The Second Circuit’s majority cited Trump’s then-recent saber-rattling tweets against Iran to show any distinction between the two have been erased.
“These Media Posts will serve as notification to the United States Congress that should Iran strike any U.S. person or target, the United States will quickly & full strike back in a disproportionate manner,” Trump tweeted on Jan. 5. “Such legal notice is not required, but is given nonetheless!”
Using disproportionate force is a war crime, and treating that threat as an official notice undermined Trump’s appeal.

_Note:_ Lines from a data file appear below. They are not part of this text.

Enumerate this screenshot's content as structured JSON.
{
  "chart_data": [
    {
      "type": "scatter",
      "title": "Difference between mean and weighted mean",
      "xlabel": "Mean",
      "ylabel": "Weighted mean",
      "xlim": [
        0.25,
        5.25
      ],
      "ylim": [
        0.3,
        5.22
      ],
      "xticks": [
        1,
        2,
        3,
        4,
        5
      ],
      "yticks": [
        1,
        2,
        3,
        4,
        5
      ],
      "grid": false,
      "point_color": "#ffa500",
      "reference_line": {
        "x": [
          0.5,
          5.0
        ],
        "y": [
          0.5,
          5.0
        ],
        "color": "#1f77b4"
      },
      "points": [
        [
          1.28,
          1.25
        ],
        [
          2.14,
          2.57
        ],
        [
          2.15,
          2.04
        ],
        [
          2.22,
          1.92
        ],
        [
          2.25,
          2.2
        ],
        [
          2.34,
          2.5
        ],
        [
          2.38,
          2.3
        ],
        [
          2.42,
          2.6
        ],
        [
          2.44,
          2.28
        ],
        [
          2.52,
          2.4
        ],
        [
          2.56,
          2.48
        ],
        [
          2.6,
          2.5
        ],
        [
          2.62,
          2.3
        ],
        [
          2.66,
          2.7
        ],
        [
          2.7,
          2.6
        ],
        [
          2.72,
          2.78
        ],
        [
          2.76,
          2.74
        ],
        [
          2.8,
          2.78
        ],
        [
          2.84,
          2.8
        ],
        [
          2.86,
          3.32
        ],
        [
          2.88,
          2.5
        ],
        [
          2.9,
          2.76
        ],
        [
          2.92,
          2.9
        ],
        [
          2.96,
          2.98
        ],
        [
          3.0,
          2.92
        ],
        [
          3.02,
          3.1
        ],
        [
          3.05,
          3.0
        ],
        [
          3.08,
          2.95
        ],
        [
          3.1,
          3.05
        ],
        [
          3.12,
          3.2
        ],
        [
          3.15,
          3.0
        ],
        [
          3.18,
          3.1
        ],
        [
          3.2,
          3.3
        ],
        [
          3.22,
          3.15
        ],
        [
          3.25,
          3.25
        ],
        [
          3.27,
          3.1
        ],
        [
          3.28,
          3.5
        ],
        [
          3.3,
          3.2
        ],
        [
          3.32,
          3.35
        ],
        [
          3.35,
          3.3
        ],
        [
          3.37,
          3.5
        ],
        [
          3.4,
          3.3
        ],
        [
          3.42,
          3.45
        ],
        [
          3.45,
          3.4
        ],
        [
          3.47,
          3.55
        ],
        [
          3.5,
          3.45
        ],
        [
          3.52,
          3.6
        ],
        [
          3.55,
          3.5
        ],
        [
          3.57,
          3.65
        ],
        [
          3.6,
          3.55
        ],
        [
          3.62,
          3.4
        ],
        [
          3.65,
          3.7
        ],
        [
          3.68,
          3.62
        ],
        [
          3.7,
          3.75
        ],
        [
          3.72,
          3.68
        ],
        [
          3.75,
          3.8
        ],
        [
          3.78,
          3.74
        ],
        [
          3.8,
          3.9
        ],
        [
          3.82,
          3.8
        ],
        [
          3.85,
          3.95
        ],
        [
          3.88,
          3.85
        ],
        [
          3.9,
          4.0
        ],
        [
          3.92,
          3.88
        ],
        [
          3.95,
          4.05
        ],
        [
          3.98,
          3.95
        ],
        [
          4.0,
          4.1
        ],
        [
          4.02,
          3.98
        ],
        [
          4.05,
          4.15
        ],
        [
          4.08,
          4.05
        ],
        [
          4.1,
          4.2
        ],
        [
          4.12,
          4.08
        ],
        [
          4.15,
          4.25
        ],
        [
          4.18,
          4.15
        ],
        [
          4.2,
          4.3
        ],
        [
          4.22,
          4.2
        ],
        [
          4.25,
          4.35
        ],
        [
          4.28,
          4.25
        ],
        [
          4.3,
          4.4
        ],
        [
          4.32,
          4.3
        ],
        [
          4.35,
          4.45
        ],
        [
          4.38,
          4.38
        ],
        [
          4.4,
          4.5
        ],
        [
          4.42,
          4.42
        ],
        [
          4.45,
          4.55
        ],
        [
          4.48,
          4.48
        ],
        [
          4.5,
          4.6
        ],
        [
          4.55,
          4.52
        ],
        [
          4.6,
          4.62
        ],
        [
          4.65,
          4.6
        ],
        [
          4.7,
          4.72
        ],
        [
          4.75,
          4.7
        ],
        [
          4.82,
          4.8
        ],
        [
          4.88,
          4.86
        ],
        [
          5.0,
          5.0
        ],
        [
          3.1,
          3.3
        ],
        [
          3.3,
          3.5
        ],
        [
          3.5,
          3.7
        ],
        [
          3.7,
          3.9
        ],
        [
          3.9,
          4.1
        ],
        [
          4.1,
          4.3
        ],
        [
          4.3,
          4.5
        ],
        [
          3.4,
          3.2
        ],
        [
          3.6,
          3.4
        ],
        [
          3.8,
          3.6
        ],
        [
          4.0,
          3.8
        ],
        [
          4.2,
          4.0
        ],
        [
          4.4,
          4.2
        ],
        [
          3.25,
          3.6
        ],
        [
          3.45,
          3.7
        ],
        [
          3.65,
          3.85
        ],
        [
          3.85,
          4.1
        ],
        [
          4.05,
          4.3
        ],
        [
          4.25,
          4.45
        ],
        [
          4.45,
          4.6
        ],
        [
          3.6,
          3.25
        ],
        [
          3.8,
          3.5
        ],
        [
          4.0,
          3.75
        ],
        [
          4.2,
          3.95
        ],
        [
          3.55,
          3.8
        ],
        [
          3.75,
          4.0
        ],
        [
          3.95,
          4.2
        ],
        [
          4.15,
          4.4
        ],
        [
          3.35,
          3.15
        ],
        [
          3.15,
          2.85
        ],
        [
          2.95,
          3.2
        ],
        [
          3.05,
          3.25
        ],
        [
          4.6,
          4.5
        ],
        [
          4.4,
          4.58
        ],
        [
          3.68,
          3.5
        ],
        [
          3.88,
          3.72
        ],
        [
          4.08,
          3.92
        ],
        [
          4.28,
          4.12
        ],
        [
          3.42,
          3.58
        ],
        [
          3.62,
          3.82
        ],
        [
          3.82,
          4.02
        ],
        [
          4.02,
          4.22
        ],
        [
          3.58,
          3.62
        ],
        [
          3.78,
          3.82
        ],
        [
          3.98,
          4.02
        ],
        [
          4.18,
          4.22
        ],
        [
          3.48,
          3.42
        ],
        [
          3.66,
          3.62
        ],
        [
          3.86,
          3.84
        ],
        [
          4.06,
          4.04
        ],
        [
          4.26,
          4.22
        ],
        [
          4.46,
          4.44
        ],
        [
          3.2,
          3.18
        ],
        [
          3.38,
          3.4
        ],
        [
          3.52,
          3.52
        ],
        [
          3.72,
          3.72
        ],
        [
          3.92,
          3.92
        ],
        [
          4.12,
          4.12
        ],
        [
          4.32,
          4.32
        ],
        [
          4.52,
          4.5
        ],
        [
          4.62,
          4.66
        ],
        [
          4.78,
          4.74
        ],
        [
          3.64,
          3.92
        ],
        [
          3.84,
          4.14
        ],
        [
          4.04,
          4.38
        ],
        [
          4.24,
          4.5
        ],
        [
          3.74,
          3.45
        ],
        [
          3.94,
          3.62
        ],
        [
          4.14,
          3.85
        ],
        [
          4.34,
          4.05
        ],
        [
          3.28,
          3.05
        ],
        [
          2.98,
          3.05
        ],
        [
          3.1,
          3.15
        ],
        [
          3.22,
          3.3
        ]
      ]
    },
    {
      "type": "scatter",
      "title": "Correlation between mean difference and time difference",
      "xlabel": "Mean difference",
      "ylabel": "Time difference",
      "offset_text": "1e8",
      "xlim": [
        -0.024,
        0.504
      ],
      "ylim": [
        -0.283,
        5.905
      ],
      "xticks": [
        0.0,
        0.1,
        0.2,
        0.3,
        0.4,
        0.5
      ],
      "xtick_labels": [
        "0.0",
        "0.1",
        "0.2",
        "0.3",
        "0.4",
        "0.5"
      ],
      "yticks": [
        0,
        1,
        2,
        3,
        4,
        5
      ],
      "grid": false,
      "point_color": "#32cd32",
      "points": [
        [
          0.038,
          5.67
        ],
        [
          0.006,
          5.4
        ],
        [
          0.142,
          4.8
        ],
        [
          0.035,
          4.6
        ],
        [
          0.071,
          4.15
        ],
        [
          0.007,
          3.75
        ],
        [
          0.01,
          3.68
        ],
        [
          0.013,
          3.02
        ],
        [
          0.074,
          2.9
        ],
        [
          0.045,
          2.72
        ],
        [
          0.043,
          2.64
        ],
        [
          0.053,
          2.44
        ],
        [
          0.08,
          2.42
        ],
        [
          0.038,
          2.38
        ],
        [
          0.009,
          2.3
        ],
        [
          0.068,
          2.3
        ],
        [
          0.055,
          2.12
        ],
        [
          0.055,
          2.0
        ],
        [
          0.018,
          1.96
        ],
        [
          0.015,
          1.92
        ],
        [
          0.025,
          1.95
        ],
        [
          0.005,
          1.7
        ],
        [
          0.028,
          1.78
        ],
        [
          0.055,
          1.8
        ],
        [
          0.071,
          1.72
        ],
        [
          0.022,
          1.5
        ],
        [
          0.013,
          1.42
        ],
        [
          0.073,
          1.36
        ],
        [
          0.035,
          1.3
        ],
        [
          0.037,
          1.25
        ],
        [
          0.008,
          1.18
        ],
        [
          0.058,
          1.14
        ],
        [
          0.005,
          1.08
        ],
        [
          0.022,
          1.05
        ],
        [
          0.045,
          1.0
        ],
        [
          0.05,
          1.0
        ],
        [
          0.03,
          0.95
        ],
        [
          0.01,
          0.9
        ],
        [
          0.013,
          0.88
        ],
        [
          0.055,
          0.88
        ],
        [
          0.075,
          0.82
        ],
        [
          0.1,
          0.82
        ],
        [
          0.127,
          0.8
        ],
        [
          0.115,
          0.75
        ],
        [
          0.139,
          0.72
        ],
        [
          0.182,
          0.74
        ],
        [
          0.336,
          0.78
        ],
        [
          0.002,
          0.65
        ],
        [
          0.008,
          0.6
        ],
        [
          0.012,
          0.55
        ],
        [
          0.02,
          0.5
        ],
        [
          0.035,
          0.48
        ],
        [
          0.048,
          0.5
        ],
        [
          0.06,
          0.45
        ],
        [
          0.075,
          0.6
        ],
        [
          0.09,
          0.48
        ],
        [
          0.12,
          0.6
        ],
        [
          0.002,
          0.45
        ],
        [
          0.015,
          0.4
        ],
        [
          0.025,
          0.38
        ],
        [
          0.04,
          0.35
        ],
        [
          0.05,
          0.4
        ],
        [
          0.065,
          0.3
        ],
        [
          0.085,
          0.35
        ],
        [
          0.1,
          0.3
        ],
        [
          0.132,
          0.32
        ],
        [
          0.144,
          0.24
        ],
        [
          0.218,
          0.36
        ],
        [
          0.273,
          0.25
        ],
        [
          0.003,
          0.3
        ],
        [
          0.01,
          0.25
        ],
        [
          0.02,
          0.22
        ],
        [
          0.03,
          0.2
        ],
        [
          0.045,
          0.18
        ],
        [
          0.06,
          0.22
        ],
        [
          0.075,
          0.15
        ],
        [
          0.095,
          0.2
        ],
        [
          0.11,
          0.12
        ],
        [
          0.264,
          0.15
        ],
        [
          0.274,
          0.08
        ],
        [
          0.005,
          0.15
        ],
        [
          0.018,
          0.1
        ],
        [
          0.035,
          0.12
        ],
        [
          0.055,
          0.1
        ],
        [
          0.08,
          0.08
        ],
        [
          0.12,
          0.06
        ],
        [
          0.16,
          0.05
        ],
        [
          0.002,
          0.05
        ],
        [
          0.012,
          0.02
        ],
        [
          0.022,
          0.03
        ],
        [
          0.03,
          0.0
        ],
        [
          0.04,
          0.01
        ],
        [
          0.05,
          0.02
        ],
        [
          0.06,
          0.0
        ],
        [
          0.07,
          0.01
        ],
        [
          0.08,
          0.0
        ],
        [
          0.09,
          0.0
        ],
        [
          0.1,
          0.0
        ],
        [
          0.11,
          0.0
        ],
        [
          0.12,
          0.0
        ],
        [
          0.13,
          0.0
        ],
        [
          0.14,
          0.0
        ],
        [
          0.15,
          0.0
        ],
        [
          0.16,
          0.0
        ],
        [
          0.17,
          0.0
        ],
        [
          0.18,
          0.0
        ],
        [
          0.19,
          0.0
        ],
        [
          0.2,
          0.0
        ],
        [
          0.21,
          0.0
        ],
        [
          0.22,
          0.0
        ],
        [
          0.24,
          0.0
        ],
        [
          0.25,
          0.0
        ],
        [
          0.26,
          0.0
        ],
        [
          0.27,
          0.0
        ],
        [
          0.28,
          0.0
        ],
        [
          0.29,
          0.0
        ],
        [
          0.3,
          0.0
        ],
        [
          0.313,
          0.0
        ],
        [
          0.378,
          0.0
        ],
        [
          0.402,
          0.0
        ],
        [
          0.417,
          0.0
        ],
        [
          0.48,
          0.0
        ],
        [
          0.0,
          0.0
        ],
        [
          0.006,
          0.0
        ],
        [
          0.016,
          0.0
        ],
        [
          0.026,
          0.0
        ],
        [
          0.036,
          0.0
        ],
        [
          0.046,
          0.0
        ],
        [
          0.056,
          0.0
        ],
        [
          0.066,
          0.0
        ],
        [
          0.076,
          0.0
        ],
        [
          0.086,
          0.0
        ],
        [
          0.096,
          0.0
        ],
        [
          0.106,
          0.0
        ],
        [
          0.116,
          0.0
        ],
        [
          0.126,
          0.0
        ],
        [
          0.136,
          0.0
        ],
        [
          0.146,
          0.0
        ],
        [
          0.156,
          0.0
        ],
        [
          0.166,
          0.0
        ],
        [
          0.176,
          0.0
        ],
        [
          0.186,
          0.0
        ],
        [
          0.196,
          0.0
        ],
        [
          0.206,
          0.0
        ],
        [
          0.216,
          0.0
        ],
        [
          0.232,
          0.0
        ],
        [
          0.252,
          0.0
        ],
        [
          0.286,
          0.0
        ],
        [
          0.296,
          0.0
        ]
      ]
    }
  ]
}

Trump-appointed U.S. Circuit Judges Michael Park and Richard Sullivan on Monday were the only jurists who took any supposed line between the two seriously.
“Because Twitter is privately owned and controlled, a public official’s use of its features involves no exercise of state authority,” Park wrote in a 14-page dissent. “Twitter, Inc. — not President Trump or the United States — controls the platform and regulates its use for everyone.”
The Knight First Amendment Institute’s senior attorney Katie Fallow emphasized that the ruling barring Trump from blocking his critics applies to all public officials.
“This case should send a clear message to other public officials tempted to block critics from social media accounts used for official purposes,” she said in a statement.
The Justice Department did not immediately respond to an email requesting comment. U.S. Circuit Judges Debra Ann Livingston and Susan Carney did not participate in the consideration or decision of the en banc petition.